Nécessité d’une politique de cybersécurité globale
Pour prévenir de futures attaques, le pays doit donc mettre en place une politique sécuritaire globale selon les intervenants cités. «Le pays doit forger des compétences et se doter des structures sectorielles (énergie, transport, etc.) pour la gestion des incidents, et créer un organisme national dont le rôle sera de les chapeauter», affirme le consultant algérien en cybersécurité. Un propos que rejoint Abdelaziz Derdouri. «On doit établir des normes de sécurité respectées par toutes les institutions gouvernementales. Il est impératif de développer des logiciels nationaux de sécurité. Nos audits de sécurité sont sous-traités à l’étranger (auprès de société françaises notamment, ndlr) et nos logiciels sont aussi conçus en dehors de nos frontières (Etats-Unis, principalement, ndlr). Il n’est pas totalement exclut que ces sociétés nous fournissent des prestations sans dissimuler quelques données stratégiques», affirme t-il. Des pratiques d’espionnage qui sèment le doute sur les supposées bonnes relations diplomatiques de l’Algérie avec ses «alliés» qui l’a surveille.

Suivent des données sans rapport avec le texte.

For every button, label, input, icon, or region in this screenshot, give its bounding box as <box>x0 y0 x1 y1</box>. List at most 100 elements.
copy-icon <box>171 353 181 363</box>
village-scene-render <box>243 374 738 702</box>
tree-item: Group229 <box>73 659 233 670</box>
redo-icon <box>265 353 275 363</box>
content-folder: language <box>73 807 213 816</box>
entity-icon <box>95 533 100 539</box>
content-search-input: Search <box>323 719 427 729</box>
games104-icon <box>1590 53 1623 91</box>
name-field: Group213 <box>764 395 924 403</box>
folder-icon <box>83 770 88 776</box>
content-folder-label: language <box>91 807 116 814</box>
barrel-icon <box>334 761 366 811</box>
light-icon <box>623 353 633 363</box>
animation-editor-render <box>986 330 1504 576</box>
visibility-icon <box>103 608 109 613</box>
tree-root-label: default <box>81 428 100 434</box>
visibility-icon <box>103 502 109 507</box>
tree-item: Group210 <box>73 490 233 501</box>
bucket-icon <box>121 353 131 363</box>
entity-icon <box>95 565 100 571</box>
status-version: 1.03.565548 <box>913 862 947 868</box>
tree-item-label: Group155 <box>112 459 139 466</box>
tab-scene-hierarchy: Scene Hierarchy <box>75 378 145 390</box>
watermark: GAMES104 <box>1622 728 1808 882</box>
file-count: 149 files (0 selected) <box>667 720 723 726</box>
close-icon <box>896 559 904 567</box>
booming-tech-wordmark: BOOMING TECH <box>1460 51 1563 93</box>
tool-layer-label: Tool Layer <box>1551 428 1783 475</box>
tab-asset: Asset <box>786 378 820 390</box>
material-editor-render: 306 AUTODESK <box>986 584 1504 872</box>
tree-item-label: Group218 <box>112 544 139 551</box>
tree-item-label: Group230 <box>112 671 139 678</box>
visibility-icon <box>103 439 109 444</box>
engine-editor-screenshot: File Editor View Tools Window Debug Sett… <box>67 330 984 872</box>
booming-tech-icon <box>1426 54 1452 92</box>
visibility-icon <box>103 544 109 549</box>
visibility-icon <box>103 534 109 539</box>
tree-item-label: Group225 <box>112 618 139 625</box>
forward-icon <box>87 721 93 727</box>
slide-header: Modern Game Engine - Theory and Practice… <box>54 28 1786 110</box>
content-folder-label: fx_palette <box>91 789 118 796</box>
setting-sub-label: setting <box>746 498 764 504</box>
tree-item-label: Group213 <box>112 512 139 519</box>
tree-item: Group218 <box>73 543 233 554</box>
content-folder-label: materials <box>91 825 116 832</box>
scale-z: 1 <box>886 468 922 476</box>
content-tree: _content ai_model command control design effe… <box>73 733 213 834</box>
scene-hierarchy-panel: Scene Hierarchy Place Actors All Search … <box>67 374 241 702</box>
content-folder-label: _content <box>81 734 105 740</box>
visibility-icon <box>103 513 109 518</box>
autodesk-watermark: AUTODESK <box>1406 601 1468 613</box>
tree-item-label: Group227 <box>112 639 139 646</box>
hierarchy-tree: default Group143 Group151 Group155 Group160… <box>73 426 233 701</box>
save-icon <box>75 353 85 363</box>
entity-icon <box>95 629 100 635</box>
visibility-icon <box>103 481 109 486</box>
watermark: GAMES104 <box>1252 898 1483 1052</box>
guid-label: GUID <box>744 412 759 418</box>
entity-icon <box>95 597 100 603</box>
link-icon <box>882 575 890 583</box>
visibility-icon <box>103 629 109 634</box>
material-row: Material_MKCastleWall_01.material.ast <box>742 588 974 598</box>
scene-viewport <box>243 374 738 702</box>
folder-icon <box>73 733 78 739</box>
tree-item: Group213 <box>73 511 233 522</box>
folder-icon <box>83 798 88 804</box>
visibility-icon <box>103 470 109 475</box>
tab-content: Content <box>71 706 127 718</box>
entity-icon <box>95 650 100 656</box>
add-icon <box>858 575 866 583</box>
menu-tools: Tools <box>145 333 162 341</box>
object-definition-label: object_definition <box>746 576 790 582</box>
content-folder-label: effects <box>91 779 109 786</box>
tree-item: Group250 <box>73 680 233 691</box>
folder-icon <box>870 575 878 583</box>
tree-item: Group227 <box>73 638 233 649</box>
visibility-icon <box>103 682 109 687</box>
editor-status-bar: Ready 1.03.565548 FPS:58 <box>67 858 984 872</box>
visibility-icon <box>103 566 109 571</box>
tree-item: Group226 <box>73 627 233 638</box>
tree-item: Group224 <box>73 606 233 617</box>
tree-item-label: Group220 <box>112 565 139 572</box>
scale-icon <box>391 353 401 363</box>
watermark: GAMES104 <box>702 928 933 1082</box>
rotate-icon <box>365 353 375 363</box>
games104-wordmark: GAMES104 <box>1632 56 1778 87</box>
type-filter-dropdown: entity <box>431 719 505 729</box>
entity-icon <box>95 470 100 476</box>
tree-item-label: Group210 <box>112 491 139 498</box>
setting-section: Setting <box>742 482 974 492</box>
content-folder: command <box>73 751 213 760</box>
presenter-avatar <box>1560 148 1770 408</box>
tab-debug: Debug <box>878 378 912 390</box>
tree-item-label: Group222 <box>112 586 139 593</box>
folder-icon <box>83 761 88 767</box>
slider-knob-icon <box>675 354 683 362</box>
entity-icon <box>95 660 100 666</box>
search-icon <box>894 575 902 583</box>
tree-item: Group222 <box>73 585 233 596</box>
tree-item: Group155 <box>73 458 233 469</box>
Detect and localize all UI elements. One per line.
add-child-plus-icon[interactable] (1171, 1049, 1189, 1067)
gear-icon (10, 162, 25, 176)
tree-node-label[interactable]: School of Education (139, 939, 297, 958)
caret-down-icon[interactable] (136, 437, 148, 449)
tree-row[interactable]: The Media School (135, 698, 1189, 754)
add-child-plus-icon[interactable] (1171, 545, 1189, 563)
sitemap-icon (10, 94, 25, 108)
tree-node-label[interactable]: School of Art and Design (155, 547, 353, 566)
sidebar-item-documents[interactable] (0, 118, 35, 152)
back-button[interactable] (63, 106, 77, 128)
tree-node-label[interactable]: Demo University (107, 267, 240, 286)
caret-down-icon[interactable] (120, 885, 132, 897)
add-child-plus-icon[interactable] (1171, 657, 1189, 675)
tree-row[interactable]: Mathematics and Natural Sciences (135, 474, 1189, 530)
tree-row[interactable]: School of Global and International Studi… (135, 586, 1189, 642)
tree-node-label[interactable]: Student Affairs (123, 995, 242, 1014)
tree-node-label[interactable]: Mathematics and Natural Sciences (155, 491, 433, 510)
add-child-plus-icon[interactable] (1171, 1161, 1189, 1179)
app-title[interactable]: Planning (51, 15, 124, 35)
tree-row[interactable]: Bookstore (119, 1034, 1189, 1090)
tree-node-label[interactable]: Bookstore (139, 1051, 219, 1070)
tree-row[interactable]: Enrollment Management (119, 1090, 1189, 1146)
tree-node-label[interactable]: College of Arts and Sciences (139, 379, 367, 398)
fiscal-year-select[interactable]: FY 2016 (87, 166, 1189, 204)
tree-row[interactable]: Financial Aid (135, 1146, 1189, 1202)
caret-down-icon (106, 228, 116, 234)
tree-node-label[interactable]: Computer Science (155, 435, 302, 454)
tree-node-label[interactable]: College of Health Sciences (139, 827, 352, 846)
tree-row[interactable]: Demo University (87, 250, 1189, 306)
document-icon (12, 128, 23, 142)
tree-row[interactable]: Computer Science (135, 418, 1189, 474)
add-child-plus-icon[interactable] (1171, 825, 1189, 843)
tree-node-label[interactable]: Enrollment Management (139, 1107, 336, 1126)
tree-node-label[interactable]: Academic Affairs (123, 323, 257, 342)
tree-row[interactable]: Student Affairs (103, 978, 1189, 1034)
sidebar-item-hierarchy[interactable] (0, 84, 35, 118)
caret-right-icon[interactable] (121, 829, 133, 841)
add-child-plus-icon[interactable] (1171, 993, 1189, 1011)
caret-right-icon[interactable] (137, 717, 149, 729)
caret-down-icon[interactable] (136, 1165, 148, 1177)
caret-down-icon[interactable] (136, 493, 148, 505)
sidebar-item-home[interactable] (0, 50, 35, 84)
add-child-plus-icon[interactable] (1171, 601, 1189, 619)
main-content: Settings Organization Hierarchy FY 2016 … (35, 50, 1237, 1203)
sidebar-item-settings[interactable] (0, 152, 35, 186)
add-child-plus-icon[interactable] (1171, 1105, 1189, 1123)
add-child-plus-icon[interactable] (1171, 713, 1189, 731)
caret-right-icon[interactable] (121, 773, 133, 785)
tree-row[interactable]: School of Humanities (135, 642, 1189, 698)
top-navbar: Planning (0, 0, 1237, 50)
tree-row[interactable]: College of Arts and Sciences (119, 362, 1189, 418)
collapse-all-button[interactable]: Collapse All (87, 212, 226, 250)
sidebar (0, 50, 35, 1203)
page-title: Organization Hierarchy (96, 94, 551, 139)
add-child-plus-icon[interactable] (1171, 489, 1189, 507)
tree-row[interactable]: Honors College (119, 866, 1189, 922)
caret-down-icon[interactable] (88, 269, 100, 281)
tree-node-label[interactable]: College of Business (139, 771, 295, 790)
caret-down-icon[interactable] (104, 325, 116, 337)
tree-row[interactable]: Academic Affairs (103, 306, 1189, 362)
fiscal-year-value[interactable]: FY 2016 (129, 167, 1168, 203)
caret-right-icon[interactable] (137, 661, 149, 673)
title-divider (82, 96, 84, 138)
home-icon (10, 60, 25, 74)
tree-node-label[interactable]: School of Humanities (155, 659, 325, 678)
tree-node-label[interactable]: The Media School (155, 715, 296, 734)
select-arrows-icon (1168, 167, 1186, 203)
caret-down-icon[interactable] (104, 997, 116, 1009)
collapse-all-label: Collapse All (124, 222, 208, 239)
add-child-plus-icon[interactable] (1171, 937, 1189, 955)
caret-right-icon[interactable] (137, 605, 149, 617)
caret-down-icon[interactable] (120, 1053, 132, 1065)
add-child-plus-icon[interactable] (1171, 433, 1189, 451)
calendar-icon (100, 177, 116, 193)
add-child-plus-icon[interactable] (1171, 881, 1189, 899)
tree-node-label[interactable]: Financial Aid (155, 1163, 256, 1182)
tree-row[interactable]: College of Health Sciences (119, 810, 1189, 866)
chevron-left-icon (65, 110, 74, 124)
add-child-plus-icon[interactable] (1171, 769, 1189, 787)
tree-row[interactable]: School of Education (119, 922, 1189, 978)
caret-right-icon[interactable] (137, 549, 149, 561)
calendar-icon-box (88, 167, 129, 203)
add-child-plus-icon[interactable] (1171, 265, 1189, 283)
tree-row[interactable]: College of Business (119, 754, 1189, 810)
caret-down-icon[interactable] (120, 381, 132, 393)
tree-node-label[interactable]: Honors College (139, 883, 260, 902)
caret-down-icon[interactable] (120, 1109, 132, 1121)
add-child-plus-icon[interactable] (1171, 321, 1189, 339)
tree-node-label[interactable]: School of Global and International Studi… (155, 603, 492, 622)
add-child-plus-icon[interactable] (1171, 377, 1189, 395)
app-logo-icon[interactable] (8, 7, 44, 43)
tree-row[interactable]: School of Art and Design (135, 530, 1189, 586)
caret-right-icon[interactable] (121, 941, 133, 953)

«La pratique de l’espionnage a parfois des fondements juridiques. Elle est souvent assumée ouvertement par des gouvernements. Elle n’est pas interdite par le droit international car elle ne répond pas à la description onusienne de l’agression. L’espionnage massif exercé par les Occidentaux qui œuvrent à devenir des ‘cyber-puissances’ est le produit d’une stratégie de domination politique et économique sur l’internet. Cette puissance doit être de plus en plus contestée par l’Algérie, en particulier en direction des pays qui s’adonnent à des activités malveillantes dans son cyberespace», conclut Abdelaziz Derdouri.